The characters of the genera are marked from some particulars in the flower, unnoticed in the definitions of the classes or orders. The generic description includes all the most obvious appearances in the flower. In a science depending so much on memory and minute definitions, it is advisable to proceed step by step, and make yourself perfectly acquainted with the classes before you advance to the orders. Should you gather a flower in order to know to what class it belongs, observe first whether it be a perfect flower containing both stamens and pointals; if that be the case, examine whether the stamens are entirely separate from the pointal, and from

each other from top to bottom. If you find that they are perfectly distinct, and of equal height when at maturity, and are less than twenty in number, the number of them alone will be sufficient to determine the class :

Those that have one stamen will belong to the first class— Monandria.

Those that have two, to the second-Diandria.
Those that have three, to the third-Triandria.
Those that have four, to the fourth-Tetrandria.
Those that have five, to the fifth-Pentandria.
Those that have six, to the sixth-Hexandria.
Those that have seven, to the seventh-Heptandria.
Those that have eight, to the eighth-Octandria.
Those that have nine, to the ninth-Enneandria.
Those that have ten, to the tenth-Decandria.

Thus far it is easy to arrange each flower under its proper class, as you have nothing more to do but observe the four above-mentioned peculiarities, and to count the stamens, and refer them to their respective classes according to their number. The distinctions in the remaining classes I shall point out in their proper order. The names of the classes are Greek, and express the peculiarities of each; it is absolutely necessary to learn them perfectly by heart, which cannot be considered as a difficult task, as there are but twenty-four of them, and far the greater number terminate in the same word, andria.

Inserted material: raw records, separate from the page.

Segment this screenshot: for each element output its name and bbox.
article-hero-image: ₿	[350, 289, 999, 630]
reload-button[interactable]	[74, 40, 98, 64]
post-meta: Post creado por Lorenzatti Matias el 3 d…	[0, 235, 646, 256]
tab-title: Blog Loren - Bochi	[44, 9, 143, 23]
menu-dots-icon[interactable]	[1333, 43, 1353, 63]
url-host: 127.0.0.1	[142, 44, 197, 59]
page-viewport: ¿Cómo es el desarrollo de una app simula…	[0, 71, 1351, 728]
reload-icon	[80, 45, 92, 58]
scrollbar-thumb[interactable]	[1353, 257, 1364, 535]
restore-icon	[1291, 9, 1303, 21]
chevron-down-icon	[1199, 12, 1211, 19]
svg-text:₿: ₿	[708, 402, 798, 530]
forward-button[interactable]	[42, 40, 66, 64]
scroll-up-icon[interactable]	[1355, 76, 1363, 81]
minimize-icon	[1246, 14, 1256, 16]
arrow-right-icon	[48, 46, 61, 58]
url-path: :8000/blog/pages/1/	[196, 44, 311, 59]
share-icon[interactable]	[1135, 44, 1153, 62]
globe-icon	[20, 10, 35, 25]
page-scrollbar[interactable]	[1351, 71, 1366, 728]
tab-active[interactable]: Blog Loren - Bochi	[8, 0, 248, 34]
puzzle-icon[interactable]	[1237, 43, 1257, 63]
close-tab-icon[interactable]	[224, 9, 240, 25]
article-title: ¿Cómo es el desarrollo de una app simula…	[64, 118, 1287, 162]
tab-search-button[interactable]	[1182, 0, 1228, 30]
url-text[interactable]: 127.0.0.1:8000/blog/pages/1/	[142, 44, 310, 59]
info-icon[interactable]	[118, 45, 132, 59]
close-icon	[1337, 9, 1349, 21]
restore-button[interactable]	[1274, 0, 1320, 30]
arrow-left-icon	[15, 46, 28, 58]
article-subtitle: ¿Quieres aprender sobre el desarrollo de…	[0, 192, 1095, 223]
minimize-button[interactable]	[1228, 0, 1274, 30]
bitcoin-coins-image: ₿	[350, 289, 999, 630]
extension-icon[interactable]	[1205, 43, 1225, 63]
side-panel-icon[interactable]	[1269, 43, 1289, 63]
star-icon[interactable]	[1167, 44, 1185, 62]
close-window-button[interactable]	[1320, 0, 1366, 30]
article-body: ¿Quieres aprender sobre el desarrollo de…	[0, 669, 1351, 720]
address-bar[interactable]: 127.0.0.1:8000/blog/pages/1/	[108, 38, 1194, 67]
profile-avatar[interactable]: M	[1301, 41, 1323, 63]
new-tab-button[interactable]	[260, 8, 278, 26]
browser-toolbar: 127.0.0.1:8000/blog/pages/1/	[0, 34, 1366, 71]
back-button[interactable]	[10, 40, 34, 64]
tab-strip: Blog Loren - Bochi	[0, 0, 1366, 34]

Flowers growing wild, without culture, are the most suitable for examination, because those that are domesticated in the rich soil of our gardens are frequently transformed, by change of nourishment, &c., into something very different from what Nature made them. It will be proper to extend your observation to several flowers of the same class, as it sometimes happens that the number of the stamens varies from accidental causes, and if the flowers are disposed in spikes or bunches, the terminating one should be preferred.